O barraco da velha Engrácia distava bastante
da estação do trem. E, este percurso ela hoje iria percorrer! Arquejando, com
certeza, mas o faria sim. Era cedo ainda na manhã, mas ela já se acordara. Nem
pudera dormir, tão excitada estava. Antecipava a felicidade daquele encontro.
Hoje, nem sentia o colchão, tão velho quanto
ela, que sempre lhe magoava o corpo. Ao contrário, ao abrir os olhos o que fez
foi logo sorrir. Como não sorrir ante a expectativa de tanta felicidade?
Na abertura da minúscula janela, pela
veneziana quebrada viu uma réstia de sol que deu alguma claridade à escuridão
do barraco. Olhou na mesinha ao lado seus remédios caseiros e pensou que hoje
nem precisaria deles, tão sadia se achava.
Arrumou-se com esmero, até com uma água de
cheiro foi perfumar-se. Que estranho! – pensou - Hoje tudo lhe parecia beleza, vida, entusiasmo!
Quando ouviu o sino da igreja bater nove
horas apressou-se a sair. Iria fazer uma parada na praça, sentar-se e assim
dividiria pelo meio sua espera ansiosa. Encontrou a vizinha na saída que foi
logo lhe dizendo: "Como está bem e rosada hoje, Engrácia! Alguma novidade?", mas aquela não era amiga de se dividir emoções tão intensas e respondeu
apressada: "Não. Nenhuma novidade!".
Sentou-se no banco da praça e notou que o
céu estava muito azul; que o orvalho havia molhado os verdes e eles estavam
luzindo e as flores pareciam pintadas por um artista oculto. Será - pensou - que a
praça mudara tanto ou era o seu entusiasmo que a via assim?

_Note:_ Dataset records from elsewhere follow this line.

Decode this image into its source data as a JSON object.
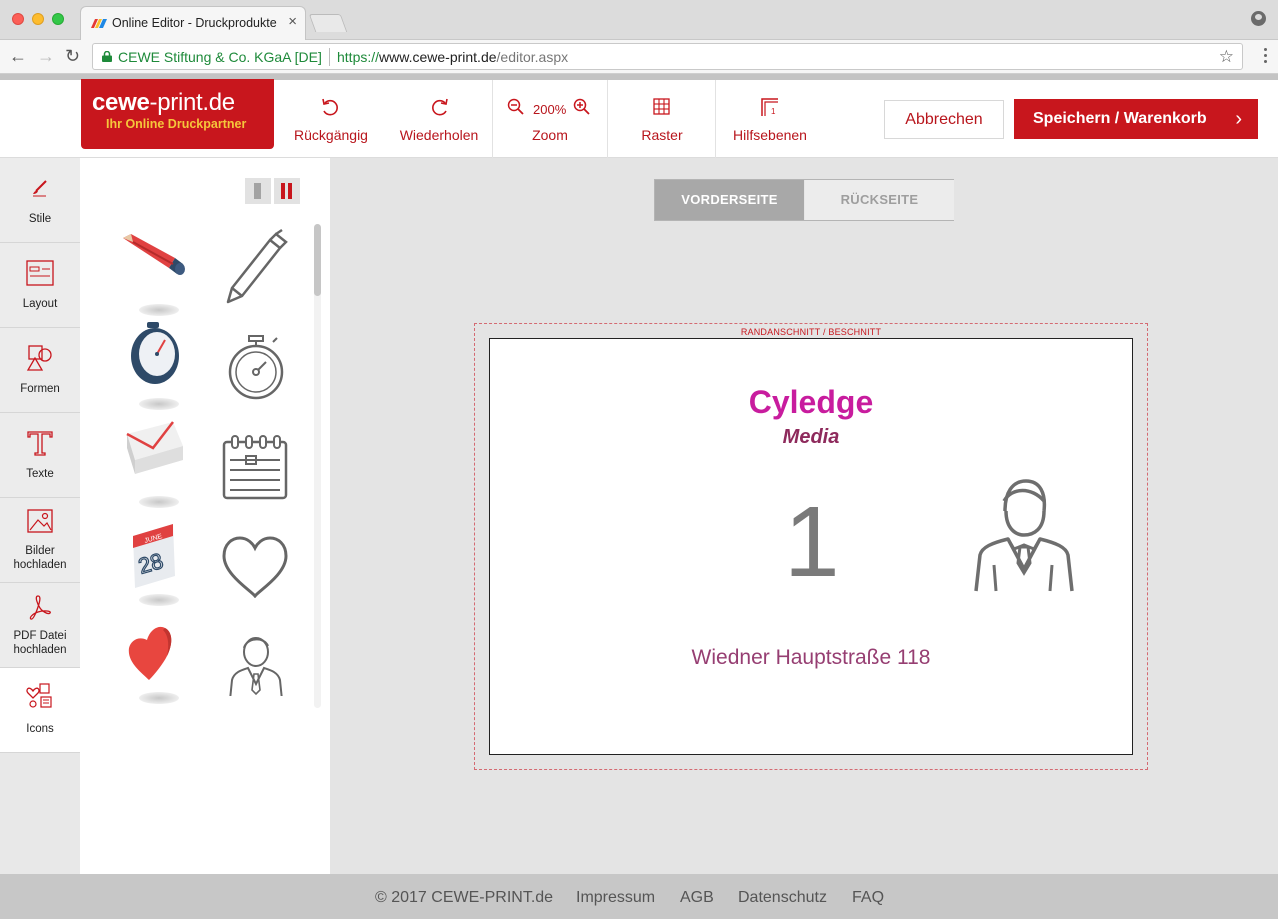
{
  "browser": {
    "tab_title": "Online Editor - Druckprodukte",
    "tab_close": "×",
    "site_identity": "CEWE Stiftung & Co. KGaA [DE]",
    "url_scheme": "https://",
    "url_host": "www.cewe-print.de",
    "url_path": "/editor.aspx",
    "back_icon": "←",
    "forward_icon": "→",
    "reload_icon": "↻",
    "star_icon": "☆"
  },
  "header": {
    "logo_main_bold": "cewe",
    "logo_main_rest": "-print.de",
    "logo_tagline": "Ihr Online Druckpartner",
    "undo_label": "Rückgängig",
    "redo_label": "Wiederholen",
    "zoom_value": "200%",
    "zoom_label": "Zoom",
    "grid_label": "Raster",
    "guides_label": "Hilfsebenen",
    "cancel_label": "Abbrechen",
    "save_label": "Speichern / Warenkorb",
    "save_chevron": "›"
  },
  "sidebar": {
    "items": [
      {
        "label": "Stile",
        "icon": "brush-icon"
      },
      {
        "label": "Layout",
        "icon": "layout-icon"
      },
      {
        "label": "Formen",
        "icon": "shapes-icon"
      },
      {
        "label": "Texte",
        "icon": "text-icon"
      },
      {
        "label": "Bilder hochladen",
        "icon": "image-upload-icon"
      },
      {
        "label": "PDF Datei hochladen",
        "icon": "pdf-icon"
      },
      {
        "label": "Icons",
        "icon": "icons-icon"
      }
    ],
    "active": "Icons"
  },
  "icon_panel": {
    "icons": [
      "pencil-color-icon",
      "pen-outline-icon",
      "stopwatch-color-icon",
      "stopwatch-outline-icon",
      "envelope-color-icon",
      "calendar-outline-icon",
      "calendar-color-icon",
      "heart-outline-icon",
      "heart-color-icon",
      "businessman-outline-icon"
    ],
    "calendar_month": "JUNE",
    "calendar_day": "28"
  },
  "canvas": {
    "front_label": "VORDERSEITE",
    "back_label": "RÜCKSEITE",
    "active_side": "VORDERSEITE",
    "bleed_label": "RANDANSCHNITT / BESCHNITT",
    "card_title": "Cyledge",
    "card_subtitle": "Media",
    "card_number": "1",
    "card_address": "Wiedner Hauptstraße 118",
    "title_color": "#c81c9e"
  },
  "footer": {
    "copyright": "© 2017 CEWE-PRINT.de",
    "links": [
      "Impressum",
      "AGB",
      "Datenschutz",
      "FAQ"
    ]
  },
  "colors": {
    "brand_red": "#c8161d",
    "logo_tagline": "#f5c63b"
  }
}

A praça logo se encheu de crianças e uma
bola veio cair a seus pés. Engrácia até ensaiou lhe dar um chute e as crianças
riram. Aquele dia só pedia isso mesmo: Riso de criança e alegria.
Quando o sino na matriz chamou para a missa
das dez, ela levantou-se agitada.
Pensou: Será que o trem se atrasaria?
Felicidade não podia mesmo mais conter-se,
esperar para acontecer! Estranhou que suas pernas hoje pareciam quase aladas, a
levavam com pouca dificuldade. Ouviu finalmente o apito do trem. Parou na plataforma,
fixada na saída de quem chegava.
Por fim, o enxergou. Sua voz enrouqueceu, seus olhos encheram-se de
lágrimas e só conseguiu dizer: Filho! Filho! E logo pensou: O mais lindo filho
que alguém já gerou!
Quando ele passou seus braços por seu ombro
e encostou seus lábios em seu rosto enrugado, um vigor de juventude a percorreu,
um sentido de serenidade lhe envolveu a alma. Hoje, a presença dele iria enfim
encher de luz a obscuridade do seu barraco!